Brain researchers are joining forces with computer hackers to tackle a big challenge in neuroscience: teaching computers how to tell a healthy neuron from a sick one.
"Sick neurons have a withered appearance, much like a sick plant has a withered appearance," says Jane Roskams, an executive director at the Allen Institute for Brain Science. But at the moment, she says, highly trained scientists are still better than computers at assessing a neuron just by looking at its shape, which resembles a tree that can have thousands of branches.
Automating the analysis of single neurons could greatly speed up the process, allowing analysis of thousands of cells. A standardized, computer-based system also would make it easier for researchers to compare results and allow more labs to study how the shape of neurons is changed by everything from learning to Alzheimer's disease, Roskams says.

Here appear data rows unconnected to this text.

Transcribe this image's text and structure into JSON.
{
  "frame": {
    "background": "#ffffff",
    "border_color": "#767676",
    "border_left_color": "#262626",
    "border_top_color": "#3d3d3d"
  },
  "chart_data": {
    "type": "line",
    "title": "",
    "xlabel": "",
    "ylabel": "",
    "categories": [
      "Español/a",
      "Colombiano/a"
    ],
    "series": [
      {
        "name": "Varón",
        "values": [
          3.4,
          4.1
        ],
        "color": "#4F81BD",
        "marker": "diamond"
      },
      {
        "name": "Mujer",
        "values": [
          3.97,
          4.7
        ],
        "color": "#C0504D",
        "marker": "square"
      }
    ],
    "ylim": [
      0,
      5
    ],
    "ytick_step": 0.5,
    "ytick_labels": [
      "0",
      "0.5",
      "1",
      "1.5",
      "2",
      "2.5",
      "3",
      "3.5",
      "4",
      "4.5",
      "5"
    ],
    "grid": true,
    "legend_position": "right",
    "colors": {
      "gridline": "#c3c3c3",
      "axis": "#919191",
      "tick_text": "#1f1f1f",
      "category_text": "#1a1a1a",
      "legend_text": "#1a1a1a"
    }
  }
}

So the institute has launched BigNeuron, a collaborative effort to improve the computer algorithms that turn microscope images of a neuron into a three-dimensional digital model and then analyze its shape. The effort will include a series of hackathons in which programmers and brain scientists get together to test their algorithms.
"So we have 15 to 20 people in a room," Roskams says. "They each have their pet algorithm, and they're kind of racing each other." The first hackathon took place in Beijing in mid-March. Others are planned for the U.S. and the U.K.